Fabry disease, the only X-linked sphingolipidosis, is associated with severe multiorgan dysfunction. Its incidence has been estimated from 1 in 40,000 to 60,000 live births for males. Heterozygous females can be symptomatic. Although clinical onset often occurs in childhood, disease presentation may be subtle, leading to delayed diagnosis or misdiagnosis. The primary defect is a deficiency of the lysosomal enzyme, alpha-galactosidase A which releases galactose from ceramide trihexoside (globotriaosylceramide, Gb3) and related glycosphingolipids (especially galabiosylceramide, Gb2), due to mutations in the GLA gene. This results in progressive accumulation of Gb3 in vascular endothelial cells, epithelial and smooth muscle cells, leading to ischemia and infarction especially in the kidney, heart and brain. Large amounts of Gb3 are excreted by untreated male hemizygotes (except patients with a renal graft and those with a cardiac variant), and smaller but still significant amounts by heterozygote females, symptomatic or not. At present, urinary Gb3 quantification also provides additional diagnostic information for manifesting female carriers of Fabry disease, as well as patients with multiple glycolipid storage conditions. Measurement of Gb3 has also been used by some groups to monitor enzyme replacement therapy and disease progression.1,2
1Rozenfeld et al. Clinica Chimica Acta 403 (2009) 194–197
2M J. van Breemen et. al. Biochim Biophys Acta.2011. 1812(1):70-6
This test is indicated for:
- Males who have clinical symptoms of Fabry disease
- Females, both symptomatic and asymptomatic, who may be carriers of Fabry disease
- Males and females on enzyme replacement therapy (ERT) for Fabry disease
Detection and Reference Range
- Fabry patients not on treatment may have elevated Gb3 levels.

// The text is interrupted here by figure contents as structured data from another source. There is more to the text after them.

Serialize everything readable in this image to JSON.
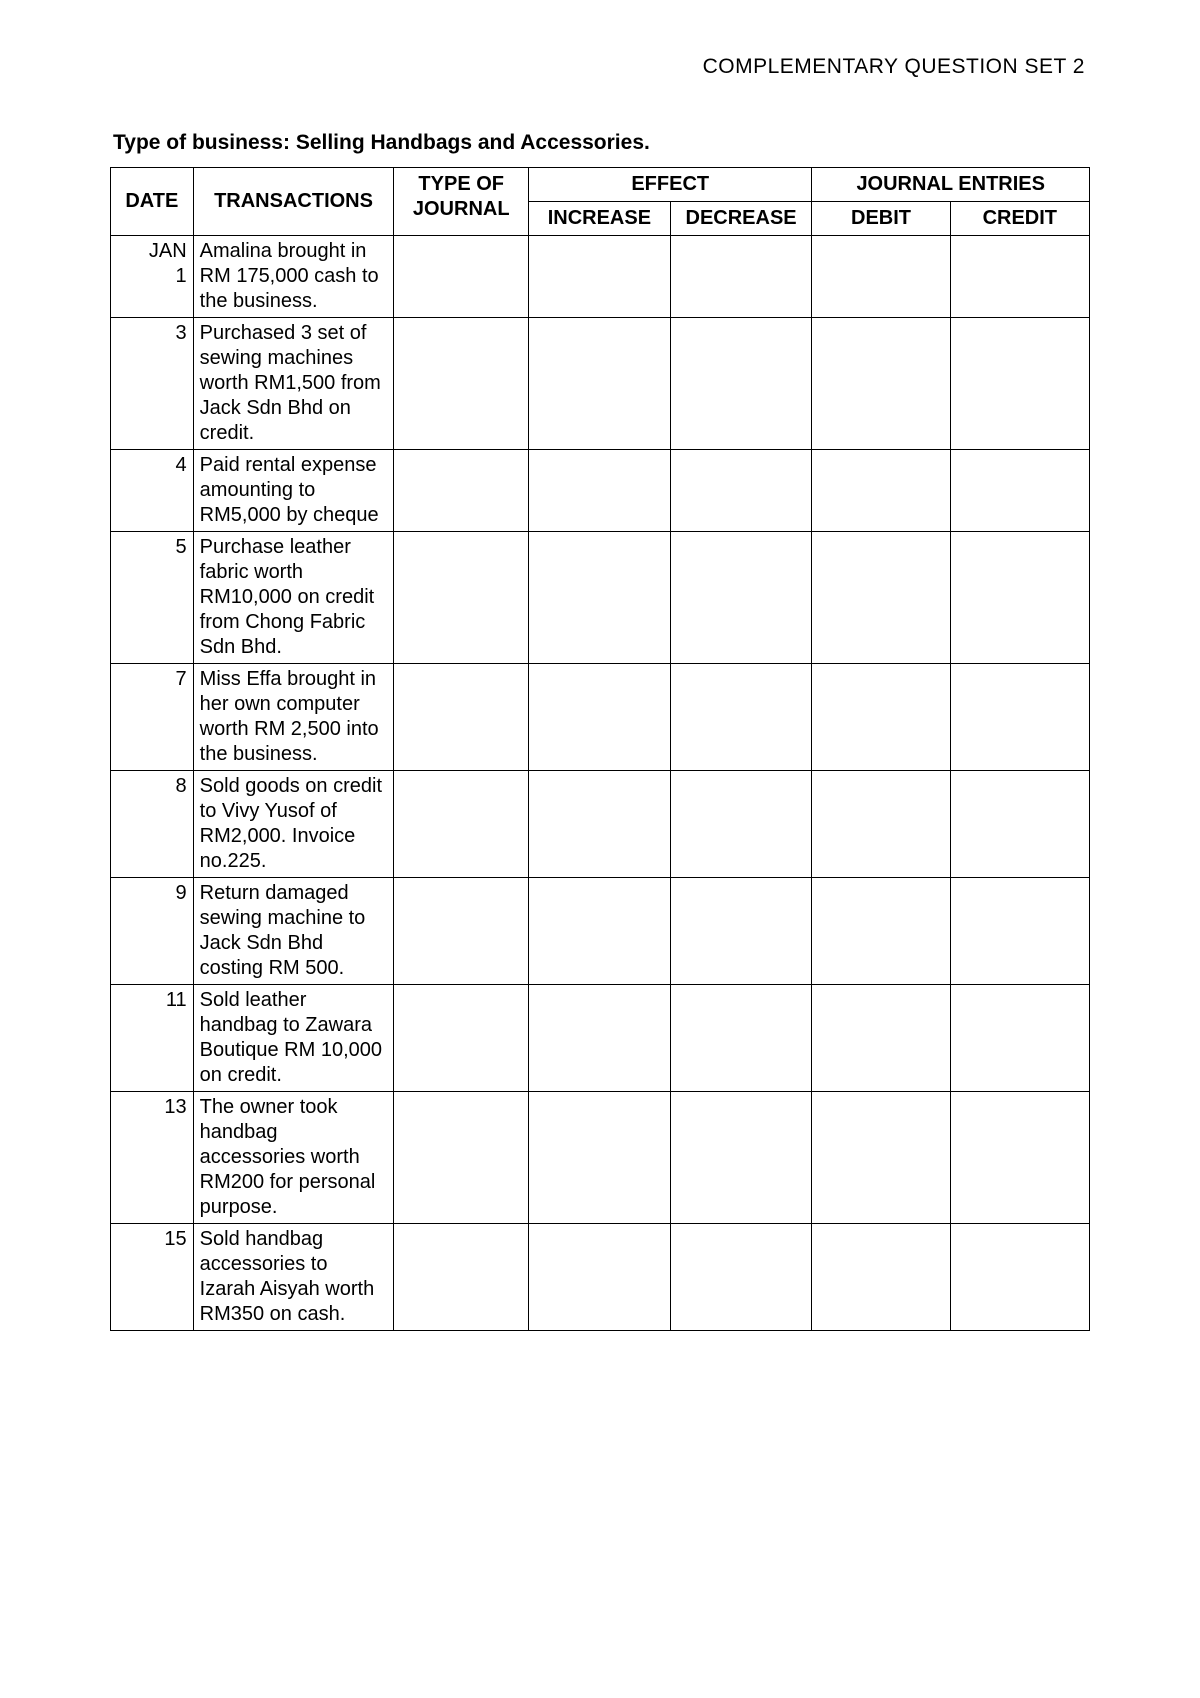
{
  "header": {
    "title": "COMPLEMENTARY QUESTION SET 2"
  },
  "business": {
    "label": "Type of business:",
    "value": "Selling Handbags and Accessories."
  },
  "table": {
    "columns": {
      "date": "DATE",
      "transactions": "TRANSACTIONS",
      "type_of_journal": "TYPE OF JOURNAL",
      "effect": "EFFECT",
      "increase": "INCREASE",
      "decrease": "DECREASE",
      "journal_entries": "JOURNAL ENTRIES",
      "debit": "DEBIT",
      "credit": "CREDIT"
    },
    "col_widths": {
      "date": 70,
      "transactions": 170,
      "type": 114,
      "increase": 120,
      "decrease": 120,
      "debit": 117,
      "credit": 118
    },
    "rows": [
      {
        "date_month": "JAN",
        "date_day": "1",
        "transaction": "Amalina brought in RM 175,000 cash to the business.",
        "type": "",
        "increase": "",
        "decrease": "",
        "debit": "",
        "credit": ""
      },
      {
        "date_month": "",
        "date_day": "3",
        "transaction": "Purchased 3 set of sewing machines worth RM1,500 from Jack Sdn Bhd on credit.",
        "type": "",
        "increase": "",
        "decrease": "",
        "debit": "",
        "credit": ""
      },
      {
        "date_month": "",
        "date_day": "4",
        "transaction": "Paid rental expense amounting to RM5,000 by cheque",
        "type": "",
        "increase": "",
        "decrease": "",
        "debit": "",
        "credit": ""
      },
      {
        "date_month": "",
        "date_day": "5",
        "transaction": "Purchase leather fabric worth RM10,000 on credit from Chong Fabric Sdn Bhd.",
        "type": "",
        "increase": "",
        "decrease": "",
        "debit": "",
        "credit": ""
      },
      {
        "date_month": "",
        "date_day": "7",
        "transaction": "Miss Effa brought in her own computer worth RM 2,500 into the business.",
        "type": "",
        "increase": "",
        "decrease": "",
        "debit": "",
        "credit": ""
      },
      {
        "date_month": "",
        "date_day": "8",
        "transaction": "Sold goods on credit to Vivy Yusof of RM2,000. Invoice no.225.",
        "type": "",
        "increase": "",
        "decrease": "",
        "debit": "",
        "credit": ""
      },
      {
        "date_month": "",
        "date_day": "9",
        "transaction": "Return damaged sewing machine to Jack Sdn Bhd costing RM 500.",
        "type": "",
        "increase": "",
        "decrease": "",
        "debit": "",
        "credit": ""
      },
      {
        "date_month": "",
        "date_day": "11",
        "transaction": "Sold leather handbag to Zawara Boutique RM 10,000 on credit.",
        "type": "",
        "increase": "",
        "decrease": "",
        "debit": "",
        "credit": ""
      },
      {
        "date_month": "",
        "date_day": "13",
        "transaction": "The owner took handbag accessories worth RM200 for personal purpose.",
        "type": "",
        "increase": "",
        "decrease": "",
        "debit": "",
        "credit": ""
      },
      {
        "date_month": "",
        "date_day": "15",
        "transaction": "Sold handbag accessories to Izarah Aisyah worth RM350 on cash.",
        "type": "",
        "increase": "",
        "decrease": "",
        "debit": "",
        "credit": ""
      }
    ]
  },
  "style": {
    "font_family": "Arial",
    "body_fontsize": 20,
    "header_fontsize": 21,
    "biz_fontsize": 21,
    "border_color": "#000000",
    "background_color": "#ffffff",
    "text_color": "#000000"
  }
}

- Fabry patients on treatment have significantly lower to normal Gb3 levels.
- Mildly elevated Gb3 levels may also be caused by other renal diseases or injury to the urinary tract.
- This assay may be affected by urine that is stored at room temperature for a prolonged period of time.
<1 year old: 0-149 ug/mmol Cr
1-4 years old: 0.0-17 ug/mmol Cr
>4 years old: 0.0-8.0 ug/mmol Cr
1-5 ml ml
Freeze sample. Fasting or first void sample is preferable.
Clinical information is required for complete interpretation.